After carefully studying all the regulations in light of the factors that we must consider in ruling on preliminary injunctions, we find that the plaintiffs have met their burden to show that preliminary injunctive relief is warranted for §§ 7.1.6, 7.1.7, and 8.1.7, requiring each affected vehicle to carry decals and copies of necessary permits. To that extent, the motion for preliminary injunction is granted.
As to the remainder of the regulations, including the traffic restrictions and the requirement that trucking companies obtain permits to operate contrary to the traffic restrictions, the motion for preliminary injunction is denied. This matter is set down for expedited trial.
SO ORDERED.
1. These materials are described more precisely at 49 C.F.R. §§ 173.53, 173.88, 173.326, and 172.403.
2. After route I-93 enters Boston from the south, in a section called the Southeast Expressway, it passes into the Deway Square tunnel for approximately 1/4 mile. Soon thereafter the highway becomes elevated, in a section called the John F. Fitzgerald Expressway. After passing over the major downtown area of the city, between the business district and the historic North End, and from one to three blocks from monuments such as the Custom House, Fanueil Hall, and Quincy Market, the highway crosses a bridge over the Charles River and passes in elevated sections over Charlestown as it continues northwest. Another highway section splits from I-93 and runs northeast towards route I-95, crossing the Mystic River via the Tobin Bridge.

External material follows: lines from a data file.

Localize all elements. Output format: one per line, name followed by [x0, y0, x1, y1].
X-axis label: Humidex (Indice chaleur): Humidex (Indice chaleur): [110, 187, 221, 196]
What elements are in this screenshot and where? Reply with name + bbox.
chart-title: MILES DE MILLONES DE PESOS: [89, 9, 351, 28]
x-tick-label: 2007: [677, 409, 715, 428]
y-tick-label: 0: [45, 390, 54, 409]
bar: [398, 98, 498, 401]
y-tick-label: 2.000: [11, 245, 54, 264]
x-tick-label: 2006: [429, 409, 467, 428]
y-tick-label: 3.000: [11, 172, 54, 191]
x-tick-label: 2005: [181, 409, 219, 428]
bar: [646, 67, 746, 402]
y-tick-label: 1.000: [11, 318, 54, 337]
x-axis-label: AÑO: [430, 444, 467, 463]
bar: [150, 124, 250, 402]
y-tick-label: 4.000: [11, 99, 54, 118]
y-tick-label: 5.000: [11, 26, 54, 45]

3. Figures, derived from 1975 State Census, reported in E. COMER, BOSTON REDEVELOPMENT AUTHORITY REPORT (April 1977). See Defendants' Memorandum Appendix I (filed March 3, 1981).

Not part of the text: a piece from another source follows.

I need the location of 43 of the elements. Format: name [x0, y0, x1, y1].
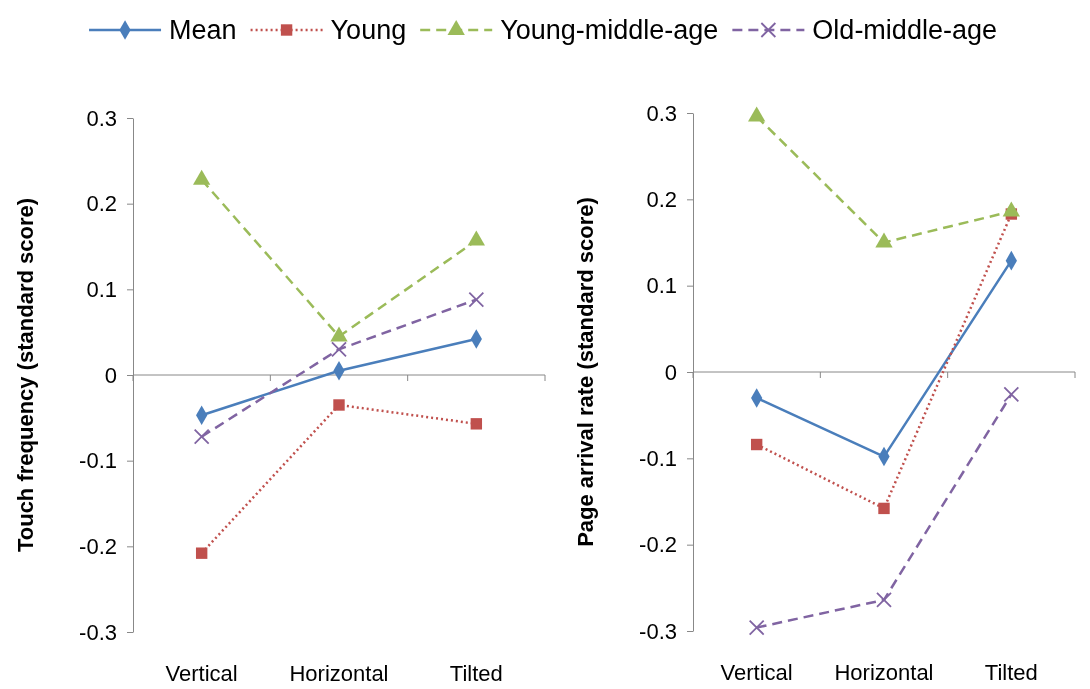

4. Conflicting state regulations are also permitted if the Secretary of DOT makes an exemption:
(a) General. — Except as provided in subsection (b) of this section, any requirement, of a State or political subdivision thereof, which is inconsistent with any requirement set forth in this title, or in a regulation issued under this title, is preempted.

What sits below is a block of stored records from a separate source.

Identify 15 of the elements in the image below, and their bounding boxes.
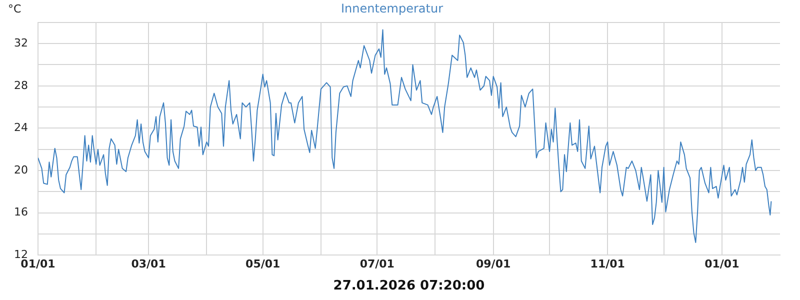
x-tick-label: 01/01 [704, 258, 740, 271]
x-axis-title: 27.01.2026 07:20:00 [333, 278, 485, 294]
y-tick-label: 24 [14, 121, 28, 134]
x-tick-label: 01/01 [20, 258, 56, 271]
x-tick-label: 09/01 [476, 258, 511, 271]
y-tick-label: 20 [14, 163, 28, 176]
y-tick-label: 16 [14, 206, 28, 219]
x-tick-label: 07/01 [360, 258, 394, 271]
x-tick-label: 11/01 [590, 258, 625, 271]
chart-title: Innentemperatur [340, 1, 444, 16]
x-tick-label: 05/01 [246, 258, 280, 271]
y-axis-title: °C [8, 2, 22, 16]
y-tick-label: 32 [14, 36, 28, 50]
x-tick-label: 03/01 [131, 258, 166, 271]
y-tick-label: 28 [14, 78, 28, 92]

(b) State laws. — Any requirement, or a State or political subdivision thereof, which is not consistent with any requirement set forth in this title, or in a regulation issued under this title, is not preempted if, upon the application of an appropriate state agency, the Secretary determines, in accordance with procedures to be prescribed by regulation, that such requirement (1) affords an equal or greater level of protection to the public than is afforded by the requirements of this title or of regulations issued under this title and (2) does not unreasonably burden commerce. Such requirement shall not be preempted to the extent specified in such determination by the Secretary for so long as such State or political subdivision thereof continues to administer and enforce effectively such requirement.
49 U.S.C. § 1811(a), (b).
5. See 49 C.F.R. § 397.9(a), requiring vehicles with hazardous cargo to avoid "heavily populated areas, places where crowds are assembled, tunnels, narrow streets, [and] alleys" unless no practicable alternative exists.